Two other things before I complete this note on my early days;
Cambridge University visits in the Winter to train – On a number of occasions CUBC would be unable to train on the Cam or more particularly the Ouse at Ely due to the rivers icing up whereupon the Club invited them to boat from St Neots where the Ouse rarely froze thanks to the warm water outlet from the Lt Barford Power Station’s cooling towers.
One of the benefits of this arrangement was that for a few years the Club’s Annual Dinner (then usually at The Cross Keys and later at The Bridge) would be graced by the President of CUBC and their coach James Crowden of rowing fame.

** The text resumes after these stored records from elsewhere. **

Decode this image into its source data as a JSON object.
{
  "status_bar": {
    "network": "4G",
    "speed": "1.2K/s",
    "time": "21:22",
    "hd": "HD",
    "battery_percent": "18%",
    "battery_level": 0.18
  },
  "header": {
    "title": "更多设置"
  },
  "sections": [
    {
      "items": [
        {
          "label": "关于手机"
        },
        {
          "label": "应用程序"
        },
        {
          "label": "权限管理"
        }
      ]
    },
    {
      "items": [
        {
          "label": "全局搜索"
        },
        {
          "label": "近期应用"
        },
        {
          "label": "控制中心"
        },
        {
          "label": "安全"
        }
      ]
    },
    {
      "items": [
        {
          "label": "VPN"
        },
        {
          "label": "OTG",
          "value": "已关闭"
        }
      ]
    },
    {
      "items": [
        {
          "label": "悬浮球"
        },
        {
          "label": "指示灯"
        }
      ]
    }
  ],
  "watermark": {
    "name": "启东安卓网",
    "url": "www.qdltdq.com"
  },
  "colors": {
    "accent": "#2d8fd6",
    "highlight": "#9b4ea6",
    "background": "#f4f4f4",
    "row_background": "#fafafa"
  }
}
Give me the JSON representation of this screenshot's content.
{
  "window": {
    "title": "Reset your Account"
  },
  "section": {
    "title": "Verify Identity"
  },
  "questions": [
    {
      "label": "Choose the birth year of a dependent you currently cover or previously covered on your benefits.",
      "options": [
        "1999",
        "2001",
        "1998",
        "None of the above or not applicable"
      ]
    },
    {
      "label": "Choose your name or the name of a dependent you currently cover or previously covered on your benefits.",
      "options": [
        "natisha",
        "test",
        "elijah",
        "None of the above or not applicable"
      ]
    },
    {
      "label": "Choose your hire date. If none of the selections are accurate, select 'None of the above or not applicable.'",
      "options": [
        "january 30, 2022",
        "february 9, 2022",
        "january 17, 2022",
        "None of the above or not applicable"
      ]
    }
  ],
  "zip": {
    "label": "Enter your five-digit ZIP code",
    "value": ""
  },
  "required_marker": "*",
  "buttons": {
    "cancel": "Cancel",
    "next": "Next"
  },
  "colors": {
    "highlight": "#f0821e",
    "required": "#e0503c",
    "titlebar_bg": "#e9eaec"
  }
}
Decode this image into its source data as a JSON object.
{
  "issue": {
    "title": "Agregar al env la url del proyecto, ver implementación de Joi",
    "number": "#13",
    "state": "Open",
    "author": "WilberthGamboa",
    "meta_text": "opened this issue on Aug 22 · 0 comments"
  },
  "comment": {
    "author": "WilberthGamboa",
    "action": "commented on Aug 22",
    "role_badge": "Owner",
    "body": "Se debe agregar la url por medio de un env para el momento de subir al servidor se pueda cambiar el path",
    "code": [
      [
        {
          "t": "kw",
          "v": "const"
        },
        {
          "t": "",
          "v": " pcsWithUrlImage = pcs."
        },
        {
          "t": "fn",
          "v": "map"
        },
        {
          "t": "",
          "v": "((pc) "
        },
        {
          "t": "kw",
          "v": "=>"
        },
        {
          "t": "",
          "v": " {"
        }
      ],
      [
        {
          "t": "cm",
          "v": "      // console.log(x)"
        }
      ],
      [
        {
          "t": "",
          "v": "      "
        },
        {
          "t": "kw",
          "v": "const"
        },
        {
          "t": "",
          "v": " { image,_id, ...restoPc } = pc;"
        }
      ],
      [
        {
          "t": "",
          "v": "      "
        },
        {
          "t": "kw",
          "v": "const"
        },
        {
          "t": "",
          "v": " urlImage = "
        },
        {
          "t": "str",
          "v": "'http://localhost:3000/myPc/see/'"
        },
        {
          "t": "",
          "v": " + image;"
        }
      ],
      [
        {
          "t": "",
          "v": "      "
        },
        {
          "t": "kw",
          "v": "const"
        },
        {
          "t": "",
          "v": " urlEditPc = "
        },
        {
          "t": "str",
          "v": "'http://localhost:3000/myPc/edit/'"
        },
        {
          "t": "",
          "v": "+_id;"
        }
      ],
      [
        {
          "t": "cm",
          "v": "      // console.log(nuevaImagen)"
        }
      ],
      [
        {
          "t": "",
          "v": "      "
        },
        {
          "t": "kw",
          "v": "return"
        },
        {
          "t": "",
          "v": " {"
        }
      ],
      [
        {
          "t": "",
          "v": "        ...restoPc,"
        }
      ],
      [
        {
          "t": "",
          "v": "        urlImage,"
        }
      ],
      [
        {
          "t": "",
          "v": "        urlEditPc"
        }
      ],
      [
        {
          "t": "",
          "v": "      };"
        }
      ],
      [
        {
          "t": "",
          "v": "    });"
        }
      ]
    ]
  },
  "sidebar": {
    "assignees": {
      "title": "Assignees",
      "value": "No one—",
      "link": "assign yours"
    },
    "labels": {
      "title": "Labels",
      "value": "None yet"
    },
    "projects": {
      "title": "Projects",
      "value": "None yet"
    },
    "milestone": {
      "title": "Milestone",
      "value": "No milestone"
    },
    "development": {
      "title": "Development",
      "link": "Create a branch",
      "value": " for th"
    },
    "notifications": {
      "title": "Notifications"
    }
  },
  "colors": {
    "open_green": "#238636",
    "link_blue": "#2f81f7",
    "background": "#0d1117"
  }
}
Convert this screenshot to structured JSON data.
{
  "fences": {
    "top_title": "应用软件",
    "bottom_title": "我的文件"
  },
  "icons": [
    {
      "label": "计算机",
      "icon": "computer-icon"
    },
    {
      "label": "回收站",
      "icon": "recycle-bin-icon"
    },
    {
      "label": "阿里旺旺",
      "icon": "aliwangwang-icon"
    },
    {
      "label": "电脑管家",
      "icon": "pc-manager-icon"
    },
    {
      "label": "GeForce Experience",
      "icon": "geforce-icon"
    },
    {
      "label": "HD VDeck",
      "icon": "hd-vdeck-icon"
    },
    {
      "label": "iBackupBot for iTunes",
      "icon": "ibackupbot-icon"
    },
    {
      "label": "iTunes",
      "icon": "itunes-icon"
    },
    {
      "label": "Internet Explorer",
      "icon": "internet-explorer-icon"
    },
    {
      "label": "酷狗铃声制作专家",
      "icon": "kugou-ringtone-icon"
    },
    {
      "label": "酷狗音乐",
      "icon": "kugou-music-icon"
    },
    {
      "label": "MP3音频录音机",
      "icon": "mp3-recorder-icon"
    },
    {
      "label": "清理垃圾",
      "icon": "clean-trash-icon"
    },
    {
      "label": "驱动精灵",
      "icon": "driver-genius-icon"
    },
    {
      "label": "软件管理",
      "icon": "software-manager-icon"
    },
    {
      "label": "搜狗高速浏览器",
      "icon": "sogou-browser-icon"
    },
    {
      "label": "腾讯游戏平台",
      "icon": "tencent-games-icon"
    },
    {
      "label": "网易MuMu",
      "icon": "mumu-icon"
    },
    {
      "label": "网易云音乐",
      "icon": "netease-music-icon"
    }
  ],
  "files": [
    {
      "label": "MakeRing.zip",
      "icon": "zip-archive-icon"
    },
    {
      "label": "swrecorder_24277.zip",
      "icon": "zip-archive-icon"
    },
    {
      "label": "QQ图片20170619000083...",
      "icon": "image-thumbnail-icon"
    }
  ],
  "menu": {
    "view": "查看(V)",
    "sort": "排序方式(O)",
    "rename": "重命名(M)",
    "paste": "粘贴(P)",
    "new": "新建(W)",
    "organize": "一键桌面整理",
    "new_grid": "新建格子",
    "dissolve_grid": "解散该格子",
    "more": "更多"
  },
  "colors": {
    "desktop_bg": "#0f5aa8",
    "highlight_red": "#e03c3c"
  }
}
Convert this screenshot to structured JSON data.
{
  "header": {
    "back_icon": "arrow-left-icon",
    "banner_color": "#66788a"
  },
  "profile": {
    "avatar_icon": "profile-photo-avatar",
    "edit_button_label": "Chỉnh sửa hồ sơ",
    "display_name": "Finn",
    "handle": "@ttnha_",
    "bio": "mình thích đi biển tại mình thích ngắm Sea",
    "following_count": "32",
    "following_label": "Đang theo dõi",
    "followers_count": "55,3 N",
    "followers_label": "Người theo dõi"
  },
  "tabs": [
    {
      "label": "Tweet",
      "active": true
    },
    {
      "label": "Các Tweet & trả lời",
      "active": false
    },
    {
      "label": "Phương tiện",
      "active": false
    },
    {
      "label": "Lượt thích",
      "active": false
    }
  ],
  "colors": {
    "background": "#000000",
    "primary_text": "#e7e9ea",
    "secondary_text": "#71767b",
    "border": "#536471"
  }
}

For a number of years there were two annual club events apart from the Head and Annual Club Races which are of some note. The first being the Boxing Day eights race between married and single club members which did not represent rowing at its best, and the Spring “Row Through The Lock to Buckden” when all the Club turned out in whatever boat was available to row through Lt Paxton lock and down to Buckden Mill lock where the tyros would disembark secure the boats and run a couple of miles to a pub in Buckden to consume a hearty lunch before struggling back to the boats and home! Good fun or what?
I then went to Imperial College, got in the first VIII, came 16th in the HORR and rowed at Henley, joined the Drama Society, met Heather got thrown out of college and returned home bruised.
I then married Heather, worked in St Neots until retirement, bought up a couple of kids and continued to be a member of the Rowing Club doing lots of things including winning a couple of pots with my mate Bob Loughlin and finishing up President for a few years and now I’m one of your Honorary Life Members!
So there you are. Thank you St Neots Rowing Club, you have given me many happy memories.